First, she would quit her job. When she informed [her husband] Chang-in of her decision a few days later, he was surprised, but he accepted it. However, it wasn’t enough for her. She wanted him to leave his job, too. If his life continued on the same trajectory, she felt as if she would be living with her past self; whenever she looked at him, it was if she could feel her throat constricting, and her heart squeezed as the tears flowed. He should quit, for her sake. He shot down her request, of course. For several months, they clashed over their difference of opinion, until one day, she suggested that they end their relationship.

The “of course” up there is the difference between Yeongju being likable and not–the unreasonability of her desire is the first time her character has what I would call an interesting flaw, but the narrator recognizing it was unreasonable even as Yeongju stuck to it was powerful work. But no one else in the book really has that depth—their backstories don’t intrude upon their journeys, and so the conclusion to each personal quest for the other characters seems an inevitable outcome impelled by outside forces rather than a consequence of events we as readers get to participate in by virtue of seeing.

By the end of the book, I felt like I got to know one person really well–the author. I think her opinions on finding joy in the balance of work and life and taking risks (if there is any sort of metaphor here, it is that one could swap in “opening a bookshop” for “writing a fiction novel”) all come through, but it does make each character in Hyunam-dong feel like a piece of the author’s psyche rather than a full person. If I was being more charitable, I would call the whole thing a story of personal revelation, but I’m not.
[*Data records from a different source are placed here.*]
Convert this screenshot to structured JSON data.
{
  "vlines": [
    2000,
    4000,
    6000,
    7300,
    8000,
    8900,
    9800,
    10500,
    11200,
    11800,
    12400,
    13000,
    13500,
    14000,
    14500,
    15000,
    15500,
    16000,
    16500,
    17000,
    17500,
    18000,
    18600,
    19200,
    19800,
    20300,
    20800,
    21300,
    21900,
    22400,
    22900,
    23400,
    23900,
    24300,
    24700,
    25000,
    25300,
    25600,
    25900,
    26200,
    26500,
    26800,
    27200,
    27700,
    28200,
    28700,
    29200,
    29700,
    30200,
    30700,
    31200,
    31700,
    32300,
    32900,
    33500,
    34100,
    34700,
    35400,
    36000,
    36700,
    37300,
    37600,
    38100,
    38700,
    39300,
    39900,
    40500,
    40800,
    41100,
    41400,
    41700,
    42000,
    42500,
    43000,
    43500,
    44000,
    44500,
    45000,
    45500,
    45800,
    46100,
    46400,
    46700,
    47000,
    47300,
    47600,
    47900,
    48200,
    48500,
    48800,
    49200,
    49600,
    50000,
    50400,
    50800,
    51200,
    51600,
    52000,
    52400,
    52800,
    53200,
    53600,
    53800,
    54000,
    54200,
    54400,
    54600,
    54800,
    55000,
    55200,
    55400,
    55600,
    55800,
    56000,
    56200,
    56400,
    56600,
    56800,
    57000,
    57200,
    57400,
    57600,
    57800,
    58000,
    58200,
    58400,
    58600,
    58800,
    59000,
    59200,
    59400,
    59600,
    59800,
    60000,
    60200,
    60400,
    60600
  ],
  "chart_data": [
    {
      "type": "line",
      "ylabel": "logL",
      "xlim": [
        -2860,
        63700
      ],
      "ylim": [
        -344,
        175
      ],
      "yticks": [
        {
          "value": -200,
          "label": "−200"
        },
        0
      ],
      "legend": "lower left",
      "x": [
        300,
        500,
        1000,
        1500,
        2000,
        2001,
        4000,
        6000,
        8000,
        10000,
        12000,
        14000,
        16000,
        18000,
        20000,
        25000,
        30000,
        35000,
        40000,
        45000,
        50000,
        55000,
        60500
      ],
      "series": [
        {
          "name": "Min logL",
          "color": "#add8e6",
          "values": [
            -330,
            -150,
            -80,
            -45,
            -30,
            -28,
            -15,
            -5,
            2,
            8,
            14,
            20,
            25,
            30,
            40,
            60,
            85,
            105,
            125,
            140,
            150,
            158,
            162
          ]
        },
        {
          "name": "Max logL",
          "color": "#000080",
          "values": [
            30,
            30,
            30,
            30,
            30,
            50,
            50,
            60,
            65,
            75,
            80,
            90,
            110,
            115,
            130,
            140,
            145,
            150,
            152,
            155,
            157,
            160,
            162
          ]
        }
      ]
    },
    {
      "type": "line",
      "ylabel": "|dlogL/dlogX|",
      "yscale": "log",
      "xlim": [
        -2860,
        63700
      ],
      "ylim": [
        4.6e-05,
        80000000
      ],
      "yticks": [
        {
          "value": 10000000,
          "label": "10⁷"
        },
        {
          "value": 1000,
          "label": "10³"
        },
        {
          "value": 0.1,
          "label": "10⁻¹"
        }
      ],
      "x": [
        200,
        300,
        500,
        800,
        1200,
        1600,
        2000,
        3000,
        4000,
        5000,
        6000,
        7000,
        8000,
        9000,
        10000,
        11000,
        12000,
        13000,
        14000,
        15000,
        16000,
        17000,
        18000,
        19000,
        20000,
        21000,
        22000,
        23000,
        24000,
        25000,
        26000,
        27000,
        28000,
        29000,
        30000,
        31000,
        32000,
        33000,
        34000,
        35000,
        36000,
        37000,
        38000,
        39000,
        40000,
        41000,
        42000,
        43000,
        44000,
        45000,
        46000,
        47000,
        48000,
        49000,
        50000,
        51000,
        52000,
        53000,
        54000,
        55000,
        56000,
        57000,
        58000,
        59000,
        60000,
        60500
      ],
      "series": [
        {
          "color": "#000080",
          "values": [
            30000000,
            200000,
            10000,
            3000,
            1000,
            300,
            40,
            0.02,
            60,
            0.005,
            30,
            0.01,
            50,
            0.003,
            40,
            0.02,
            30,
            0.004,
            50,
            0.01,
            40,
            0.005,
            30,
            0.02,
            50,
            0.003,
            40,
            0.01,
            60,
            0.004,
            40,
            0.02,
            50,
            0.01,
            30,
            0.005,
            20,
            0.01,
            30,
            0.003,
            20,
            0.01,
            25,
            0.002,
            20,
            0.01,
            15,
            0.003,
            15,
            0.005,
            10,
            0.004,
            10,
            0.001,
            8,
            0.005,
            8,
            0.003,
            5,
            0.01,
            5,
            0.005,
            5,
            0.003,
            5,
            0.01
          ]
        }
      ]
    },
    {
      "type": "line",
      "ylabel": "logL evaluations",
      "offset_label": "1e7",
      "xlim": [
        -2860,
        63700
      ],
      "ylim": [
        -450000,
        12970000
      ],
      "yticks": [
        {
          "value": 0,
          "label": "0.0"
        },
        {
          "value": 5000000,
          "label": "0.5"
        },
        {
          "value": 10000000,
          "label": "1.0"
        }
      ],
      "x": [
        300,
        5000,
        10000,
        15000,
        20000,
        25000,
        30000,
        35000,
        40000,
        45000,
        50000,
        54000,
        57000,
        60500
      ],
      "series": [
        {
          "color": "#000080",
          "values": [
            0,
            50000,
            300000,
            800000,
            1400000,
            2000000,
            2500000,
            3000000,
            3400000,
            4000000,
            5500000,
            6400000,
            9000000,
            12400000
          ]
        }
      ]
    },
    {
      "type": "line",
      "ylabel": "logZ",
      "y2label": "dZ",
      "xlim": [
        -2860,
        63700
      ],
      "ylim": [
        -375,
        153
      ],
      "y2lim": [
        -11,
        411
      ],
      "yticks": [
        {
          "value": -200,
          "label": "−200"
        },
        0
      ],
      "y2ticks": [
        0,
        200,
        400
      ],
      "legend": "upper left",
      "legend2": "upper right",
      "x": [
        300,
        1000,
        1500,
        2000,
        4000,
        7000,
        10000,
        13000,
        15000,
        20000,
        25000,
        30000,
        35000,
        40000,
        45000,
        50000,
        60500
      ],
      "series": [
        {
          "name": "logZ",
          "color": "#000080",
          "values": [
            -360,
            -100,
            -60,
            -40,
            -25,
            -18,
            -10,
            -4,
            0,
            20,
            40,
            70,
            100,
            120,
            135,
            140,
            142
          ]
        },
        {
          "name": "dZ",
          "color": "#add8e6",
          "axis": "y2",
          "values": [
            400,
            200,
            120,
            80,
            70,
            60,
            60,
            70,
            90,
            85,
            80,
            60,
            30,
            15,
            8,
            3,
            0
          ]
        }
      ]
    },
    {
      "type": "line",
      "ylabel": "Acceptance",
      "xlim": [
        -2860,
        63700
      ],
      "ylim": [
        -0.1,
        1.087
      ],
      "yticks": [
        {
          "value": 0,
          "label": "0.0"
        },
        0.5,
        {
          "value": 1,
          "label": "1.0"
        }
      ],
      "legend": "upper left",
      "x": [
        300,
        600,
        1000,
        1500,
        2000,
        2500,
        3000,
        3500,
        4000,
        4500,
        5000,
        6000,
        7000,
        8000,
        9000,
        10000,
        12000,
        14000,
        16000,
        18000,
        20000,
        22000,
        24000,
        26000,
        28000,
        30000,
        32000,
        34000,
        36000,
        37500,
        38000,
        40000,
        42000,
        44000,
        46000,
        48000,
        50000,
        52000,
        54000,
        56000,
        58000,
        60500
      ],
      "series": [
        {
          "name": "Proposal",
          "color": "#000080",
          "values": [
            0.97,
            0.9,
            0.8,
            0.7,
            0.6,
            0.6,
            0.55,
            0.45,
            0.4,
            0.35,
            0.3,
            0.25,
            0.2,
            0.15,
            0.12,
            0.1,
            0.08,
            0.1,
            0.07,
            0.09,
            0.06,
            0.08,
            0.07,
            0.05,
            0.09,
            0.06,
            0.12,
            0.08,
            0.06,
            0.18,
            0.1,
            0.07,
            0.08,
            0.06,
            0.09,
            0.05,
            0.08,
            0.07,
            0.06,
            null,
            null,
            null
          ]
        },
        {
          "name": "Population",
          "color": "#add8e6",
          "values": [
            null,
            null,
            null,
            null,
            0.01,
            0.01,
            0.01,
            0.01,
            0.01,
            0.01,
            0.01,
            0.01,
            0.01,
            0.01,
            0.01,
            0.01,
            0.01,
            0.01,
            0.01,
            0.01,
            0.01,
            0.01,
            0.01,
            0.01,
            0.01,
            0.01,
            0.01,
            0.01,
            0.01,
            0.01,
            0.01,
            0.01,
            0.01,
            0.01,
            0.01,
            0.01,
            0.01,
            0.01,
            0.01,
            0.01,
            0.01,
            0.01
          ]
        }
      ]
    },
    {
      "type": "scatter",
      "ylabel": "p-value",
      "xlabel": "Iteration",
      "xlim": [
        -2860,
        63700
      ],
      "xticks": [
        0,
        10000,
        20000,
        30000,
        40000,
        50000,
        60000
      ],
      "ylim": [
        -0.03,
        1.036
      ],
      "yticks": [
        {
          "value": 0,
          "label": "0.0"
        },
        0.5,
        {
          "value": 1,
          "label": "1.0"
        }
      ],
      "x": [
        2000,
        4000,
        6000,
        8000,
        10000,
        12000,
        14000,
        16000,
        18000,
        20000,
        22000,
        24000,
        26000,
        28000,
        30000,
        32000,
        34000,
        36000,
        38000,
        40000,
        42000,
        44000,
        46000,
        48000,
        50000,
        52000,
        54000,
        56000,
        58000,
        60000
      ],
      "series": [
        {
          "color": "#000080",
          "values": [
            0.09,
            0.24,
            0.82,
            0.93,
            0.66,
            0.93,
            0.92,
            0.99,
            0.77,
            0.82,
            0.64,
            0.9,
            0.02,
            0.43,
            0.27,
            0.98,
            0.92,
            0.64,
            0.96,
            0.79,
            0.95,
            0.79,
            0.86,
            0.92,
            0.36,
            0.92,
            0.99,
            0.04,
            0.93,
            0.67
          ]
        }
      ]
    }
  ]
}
It felt like grounded fiction with characters that didn’t exhibit a whole lot beyond their solitary trait.

It’s a pleasing read, but, as Yeongju recognizes when she stops carrying bestsellers in the Hyunam-dong bookshop, bestsellers often get there for reasons beyond their control. “A book becomes a bestseller because it’s a bestseller.” The same can be said for national media—Korean programming has become popular in America, so more Korean works become available, in an ever-increasing spiral. So, “…she would seek out books with similar themes and stock them instead. Customers who came in looking for the title would be directed to these books.” I wouldn’t go as far as to not stock Hyunam-dong, but one must ask; are there books out there with similar themes to Hyunam-dong that the coterie at Hyunam-dong would actually recommend?